Katherine nodded, glancing out the windows as he
turned off the highway. As he'd said, the neighborhoods deteriorated as they
got closer to the track, an urban sprawl of small houses and faded lawns that
reminded her of some parts of
Los
Angeles
.

"If you like flowers, you should definitely stick
around to see the
Derby
,"
Zach said, drawing her attention back to him.

"Why?"

"The
Downs
has
its own greenhouses, and the week before the
Derby
, they begin bringing out the flowers to
set up in the paddock and the infield. I think the winner's circle is made up
of something like eight hundred red and white begonias. I don't know the exact
number, but when you see the track on
Derby
day, it's like seeing someone in their Sunday best. It's spectacular."

"I wouldn't have thought you noticed anything but
the horses," she teased.

He tipped his head. "Well, the flowers I'm most
interested in are the roses that will be draped around Rogue's neck when he wins
the
Derby
."

"Pretty sure of yourself, aren't you?"

"I know what I've got."

"Isn't the
Derby
the biggest race of the year? Couldn't you have picked a smaller dream?"

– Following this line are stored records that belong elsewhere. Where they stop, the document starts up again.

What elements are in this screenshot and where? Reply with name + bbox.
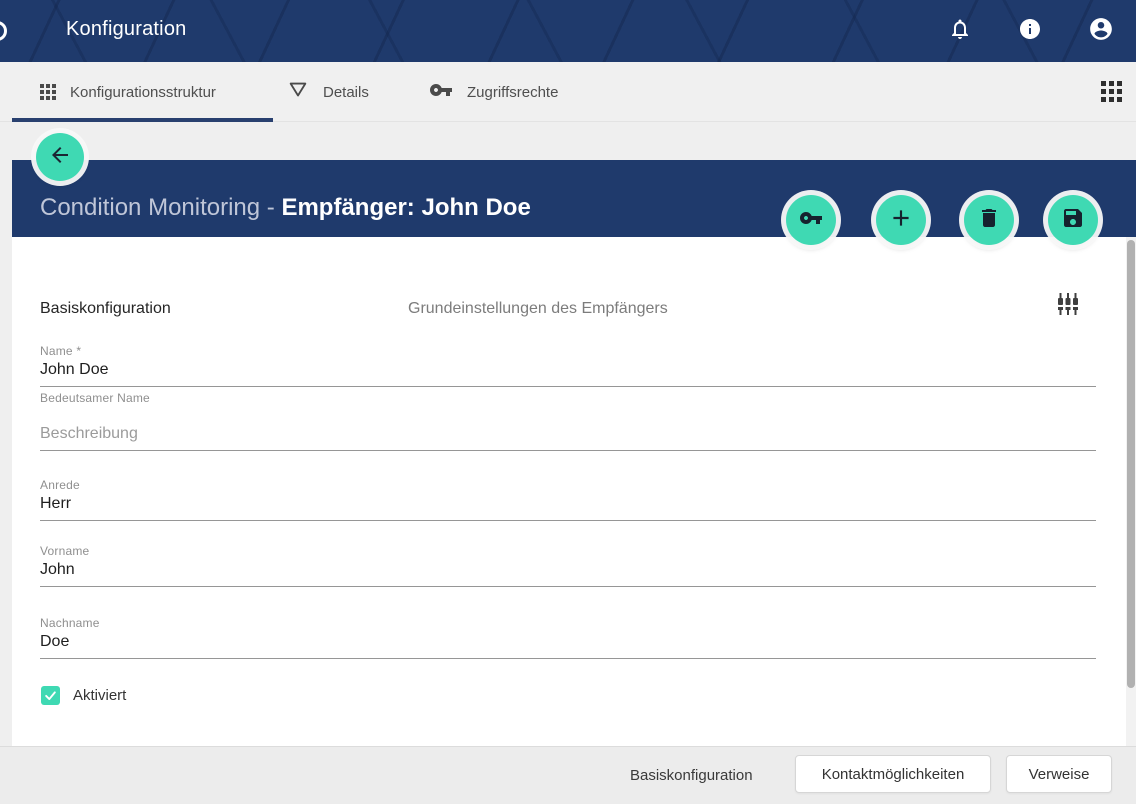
field-bedeutsamer-name: Bedeutsamer Name: [40, 391, 1096, 405]
field-nachname: Nachname: [40, 616, 1096, 659]
funnel-icon: [287, 79, 309, 105]
app-logo: [0, 21, 7, 41]
tab-label: Konfigurationsstruktur: [70, 84, 216, 101]
vorname-input[interactable]: [40, 558, 1096, 587]
scrollbar-thumb[interactable]: [1127, 240, 1135, 688]
info-icon[interactable]: [1018, 17, 1042, 41]
arrow-left-icon: [48, 143, 72, 172]
permissions-button[interactable]: [786, 195, 836, 245]
scrollbar-track[interactable]: [1126, 237, 1136, 746]
field-name: Name *: [40, 344, 1096, 387]
title-prefix: Condition Monitoring -: [40, 194, 281, 221]
app-bar: Konfiguration: [0, 0, 1136, 62]
key-icon: [429, 78, 453, 106]
section-subtitle: Grundeinstellungen des Empfängers: [408, 300, 668, 318]
field-label: Anrede: [40, 478, 1096, 492]
tab-details[interactable]: Details: [287, 62, 369, 122]
aktiviert-checkbox-row[interactable]: Aktiviert: [41, 686, 126, 705]
checkbox-label: Aktiviert: [73, 687, 126, 704]
page: Konfiguration Konfigurationsstruktur Det…: [0, 0, 1136, 804]
floppy-save-icon: [1061, 206, 1085, 235]
field-label: Vorname: [40, 544, 1096, 558]
bottom-active-section-label: Basiskonfiguration: [630, 767, 753, 784]
tab-zugriffsrechte[interactable]: Zugriffsrechte: [429, 62, 558, 122]
field-anrede: Anrede: [40, 478, 1096, 521]
kontaktmoeglichkeiten-button[interactable]: Kontaktmöglichkeiten: [795, 755, 991, 793]
title-highlight: Empfänger: John Doe: [281, 194, 530, 221]
trash-icon: [977, 206, 1001, 235]
tab-bar: Konfigurationsstruktur Details Zugriffsr…: [0, 62, 1136, 122]
field-vorname: Vorname: [40, 544, 1096, 587]
field-label: Bedeutsamer Name: [40, 391, 1096, 405]
apps-grid-icon[interactable]: [1101, 81, 1122, 102]
field-beschreibung: [40, 422, 1096, 451]
nachname-input[interactable]: [40, 630, 1096, 659]
bottom-bar: Basiskonfiguration Kontaktmöglichkeiten …: [0, 746, 1136, 804]
tab-konfigurationsstruktur[interactable]: Konfigurationsstruktur: [40, 62, 216, 122]
beschreibung-input[interactable]: [40, 422, 1096, 451]
section-title: Basiskonfiguration: [40, 300, 171, 318]
field-label: Name *: [40, 344, 1096, 358]
checkbox-checked-icon[interactable]: [41, 686, 60, 705]
add-button[interactable]: [876, 195, 926, 245]
back-button[interactable]: [36, 133, 84, 181]
active-tab-indicator: [12, 118, 273, 122]
name-input[interactable]: [40, 358, 1096, 387]
tab-label: Zugriffsrechte: [467, 84, 558, 101]
content-card: Condition Monitoring - Empfänger: John D…: [12, 160, 1136, 746]
plus-icon: [888, 205, 914, 236]
field-label: Nachname: [40, 616, 1096, 630]
save-button[interactable]: [1048, 195, 1098, 245]
grid-icon: [40, 84, 56, 100]
account-icon[interactable]: [1088, 16, 1114, 42]
anrede-input[interactable]: [40, 492, 1096, 521]
delete-button[interactable]: [964, 195, 1014, 245]
key-icon: [799, 206, 823, 235]
tab-label: Details: [323, 84, 369, 101]
page-title: Konfiguration: [66, 18, 186, 41]
section-header-title: Condition Monitoring - Empfänger: John D…: [40, 194, 531, 222]
component-sliders-icon[interactable]: [1056, 292, 1080, 321]
verweise-button[interactable]: Verweise: [1006, 755, 1112, 793]
notifications-bell-icon[interactable]: [948, 17, 972, 41]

"Only the big ones count."

"I've always admired people who go for broke. Like
those little gymnasts in the Olympics who train every second of every day for
years and years and then it's all over in one vault, one floor exercise, one
mistake, one moment of brilliance. I can't imagine investing myself in anything
like that."

"Can't you?" Zach asked. "Isn't that
what you're doing right now? You've set a pretty high bar in trying to find
your father. There's a good chance you won't make it over, but that hasn't
stopped you from trying. I'd say that takes some guts. I'm not sure what it
says about your brain, but folks think I'm crazy, too."